The incident occurred when a northbound R train struck the rear of a stationary A train waiting to enter the 96th Street station. The force of the collision caused the fifth car of the 10-car R train to derail and scrape along the tunnel wall.
First responders arrived quickly on the scene to transport injured passengers to nearby hospitals. The FDNY reported 21 minor injuries and 5 serious injuries. Most sustained bruises, but some riders complained of neck and back pain. All of the injured have since been treated and released.
Derailment Snarls Morning Commute
The derailment caused extensive disruptions across three major subway lines – the 1, 2, and 3 trains. With over 1.6 million daily riders, these lines are some of the busiest in the New York City transit system.
The Metropolitan Transportation Authority (MTA) suspended service along stretches of the 1, 2, and 3 lines for over 8 hours while crews worked to re-rail the train car and assess damage to equipment and tunnels. Many stations above ground remained open for free transfers, but platforms were dangerously overcrowded, forcing police to intermittently close access.
|South Ferry to 137 St
|Flatbush Av to Times Sq-42nd St
|New Lots Av to Times Sq-42nd St
Without access to vital north-south subway routes, the morning commute descended into chaos as residents and commuters struggled to find alternate modes of transportation. Buses filled up quickly and could not keep pace with demand. In some cases, commuters reported 2-3 hour journeys to get to work – much longer than their typical subway ride.
The disruptions also had a major economic impact on businesses across retail, hospitality, healthcare, and other sectors that rely on public transportation to shuttle employees to their jobs.
Cause Under Investigation But Likely Human Error
The National Transportation Safety Board (NTSB) has launched an investigation into the cause of the accident. The NTSB will interview crew members, release specifics about the speed of each train, and determine if there were any mechanical failures.

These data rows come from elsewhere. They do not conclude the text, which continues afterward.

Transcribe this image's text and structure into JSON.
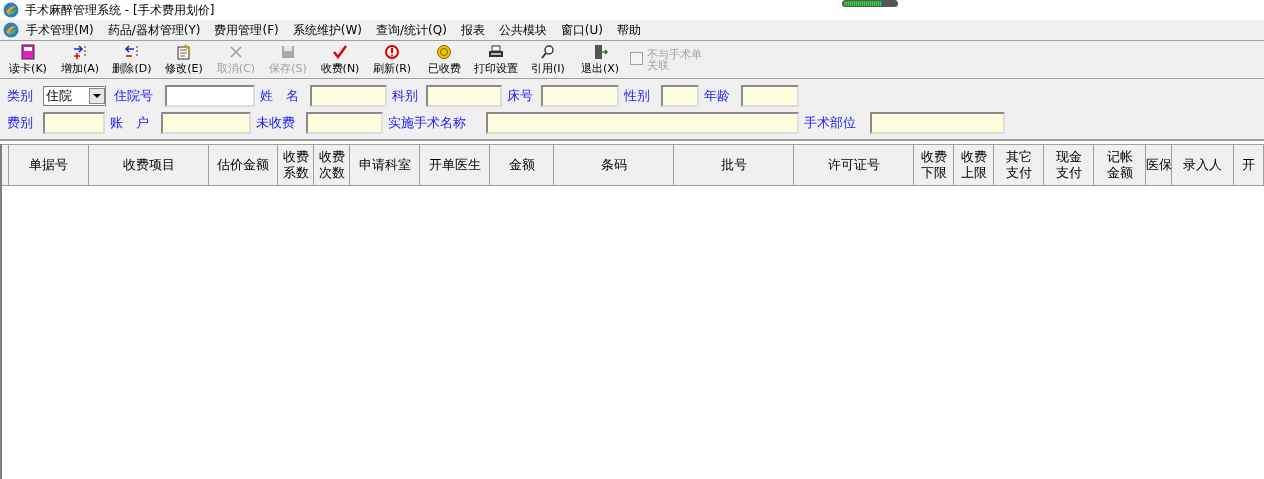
{
  "window": {
    "title": "手术麻醉管理系统 - [手术费用划价]"
  },
  "menu": [
    "手术管理(M)",
    "药品/器材管理(Y)",
    "费用管理(F)",
    "系统维护(W)",
    "查询/统计(Q)",
    "报表",
    "公共模块",
    "窗口(U)",
    "帮助"
  ],
  "toolbar": [
    {
      "label": "读卡(K)",
      "disabled": false
    },
    {
      "label": "增加(A)",
      "disabled": false
    },
    {
      "label": "删除(D)",
      "disabled": false
    },
    {
      "label": "修改(E)",
      "disabled": false
    },
    {
      "label": "取消(C)",
      "disabled": true
    },
    {
      "label": "保存(S)",
      "disabled": true
    },
    {
      "label": "收费(N)",
      "disabled": false
    },
    {
      "label": "刷新(R)",
      "disabled": false
    },
    {
      "label": "已收费",
      "disabled": false
    },
    {
      "label": "打印设置",
      "disabled": false
    },
    {
      "label": "引用(I)",
      "disabled": false
    },
    {
      "label": "退出(X)",
      "disabled": false
    }
  ],
  "link_checkbox": {
    "label": "不与手术单关联",
    "checked": false,
    "disabled": true
  },
  "form_rows": [
    [
      {
        "label": "类别",
        "kind": "select",
        "value": "住院"
      },
      {
        "label": "住院号",
        "kind": "input",
        "readonly": false
      },
      {
        "label": "姓　名",
        "kind": "input",
        "readonly": true
      },
      {
        "label": "科别",
        "kind": "input",
        "readonly": true
      },
      {
        "label": "床号",
        "kind": "input",
        "readonly": true
      },
      {
        "label": "性别",
        "kind": "input",
        "readonly": true
      },
      {
        "label": "年龄",
        "kind": "input",
        "readonly": true
      }
    ],
    [
      {
        "label": "费别",
        "kind": "input",
        "readonly": true
      },
      {
        "label": "账　户",
        "kind": "input",
        "readonly": true
      },
      {
        "label": "未收费",
        "kind": "input",
        "readonly": true
      },
      {
        "label": "实施手术名称",
        "kind": "input",
        "readonly": true
      },
      {
        "label": "手术部位",
        "kind": "input",
        "readonly": true
      }
    ]
  ],
  "table": {
    "columns": [
      "单据号",
      "收费项目",
      "估价金额",
      "收费系数",
      "收费次数",
      "申请科室",
      "开单医生",
      "金额",
      "条码",
      "批号",
      "许可证号",
      "收费下限",
      "收费上限",
      "其它支付",
      "现金支付",
      "记帐金额",
      "医保",
      "录入人",
      "开"
    ]
  }
}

While the official determination will take some time, early signs point to human error rather than system failure. MTA officials revealed that preliminary data shows the R train disregarded multiple automatic signals that should have safely slowed it down when approaching a train up ahead.
“Initial investigation seems to reveal that existing safety systems worked as designed. The question is why those protocols were not followed correctly” said MTA Acting Chair Janno Lieber.
Sources say the R train operator may have been temporarily blinded by the rising sun glare as the train emerged from under city streets heading north. However, full results from drug and alcohol testing are still pending.
This theory does not preclude the possibility that faulty signals, track circuits, or train equipment also played a role. MTA maintenance logs show that 20% of track signals are currently out of service. Critics have accused the agency of overworking personnel and delaying critical system upgrades due to budget shortages.
Lingering Delays Amid Broad Subway Probe
By late afternoon on January 4th, the derailed subway car had been re-railed and moved from the area to allow limited service to resume. 1 and 3 trains are running again but skipping multiple stations near 96th street. 2 trains remain suspended between Times Square and Central Park North.
|Times Sq-42nd St to Central Park North
Extensive repairs are still needed to patch up tunnel walls scraped by the derailed train. Water damage has also shorted out critical track signaling equipment.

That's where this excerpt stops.